Para além de ser comum serem-nos apresentados gráficos sem barras de erro, temos ainda que ter o cuidado de verificar se o gráfico mostra de facto aquilo que pensamos que estamos a ver. Por exemplo, consideremos o gráfico abaixo:

Nota alguma diferença em relação ao gráfico inicial? Assumindo que as barras indiquem o mesmo, à primeira vista parece que as rendas dos T1s (barras vermelhas) são praticamente o dobro das rendas dos T0s (barras azuis). Porém, os valores indicados na barra vertical do lado esquerdo são os mesmos que aqueles que apareciam nas figuras de cima. O gráfico em si não está errado, mas foi alterado de tal forma que pode induzir em erro. Neste caso as barras não começam do zero, pelo que as diferenças relativas de altura entre barras foram como que inflacionadas visualmente. Da próxima vez que lhe for apresentado um gráfico no noticiário tenha o cuidado de se certificar que a altura das barras corresponde às suas expectativas.

Uma outra manipulação possível seria a remoção de alguns anos do eixo horizontal.
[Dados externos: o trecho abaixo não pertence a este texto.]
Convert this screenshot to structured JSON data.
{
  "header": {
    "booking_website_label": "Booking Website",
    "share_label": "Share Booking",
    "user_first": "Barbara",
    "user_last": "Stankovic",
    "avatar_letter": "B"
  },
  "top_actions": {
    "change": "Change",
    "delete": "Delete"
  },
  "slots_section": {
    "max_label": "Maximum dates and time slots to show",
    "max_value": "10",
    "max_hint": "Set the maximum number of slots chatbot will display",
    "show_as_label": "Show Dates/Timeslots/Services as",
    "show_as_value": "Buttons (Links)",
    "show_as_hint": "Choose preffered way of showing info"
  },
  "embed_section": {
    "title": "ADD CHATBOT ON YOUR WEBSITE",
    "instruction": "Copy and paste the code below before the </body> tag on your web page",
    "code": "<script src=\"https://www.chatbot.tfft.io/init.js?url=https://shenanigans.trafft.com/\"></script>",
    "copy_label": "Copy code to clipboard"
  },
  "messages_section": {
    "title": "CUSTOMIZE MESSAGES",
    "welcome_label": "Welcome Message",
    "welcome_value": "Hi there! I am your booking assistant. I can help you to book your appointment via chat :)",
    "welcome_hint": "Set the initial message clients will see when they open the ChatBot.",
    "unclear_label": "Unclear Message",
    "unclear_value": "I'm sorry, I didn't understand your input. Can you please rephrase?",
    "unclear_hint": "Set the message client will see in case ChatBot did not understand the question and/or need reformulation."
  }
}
Por exemplo, se o gráfico representasse a evolução das rendas nos últimos 20 anos, seria importante verificar que não havia anos em falta. Pode-se imaginar que um agente imobiliário poderia ter interesse em demonstrar que o mercado tinha estado sempre a aumentar nos últimos anos, pelo que poderia omitir do seu gráfico alguns anos em que o mercado estivera estagnado.

Não obstante, nem todas as manipulações gráficas têm que induzir em erro ou ter propósitos desonestos. Em certas circunstâncias pode de facto ser útil omitir informação redundante para tornar mais clara uma dada mensagem que se pretenda transmitir.

“Desculpa, mas não podemos confiar em ti…”
Quando um gráfico não mostra erros não sabemos se podemos confiar na altura das barras, na medida em que não sabemos o quão representativa é a média em relação a todos os números que condensa. Assumir implicitamente que podemos confiar na altura das barras pode conduzir-nos a conclusões erradas.

 

TED lesson que serviu em parte de inspiração para este texto: How to spot a misleading graph.

2 comentários

    • Nuno José Almeida on 08/02/2022 at 10:26
    • Responder

    Aquelas pessoas que gostam de brincar com a média com o exemplo das pessoas com a cabeça a arder e os pés num cubo de gelo, pergunto-lhes sempre, “Calculaste o desvio padrão?”. Como nem sabem o que é nem querem saber, normalmente fica a conversa logo por aí.

      • Jonathan Malavolta on 10/02/2022 at 00:45
      • Responder

      Assim se vai calando a boca aos negacionistas.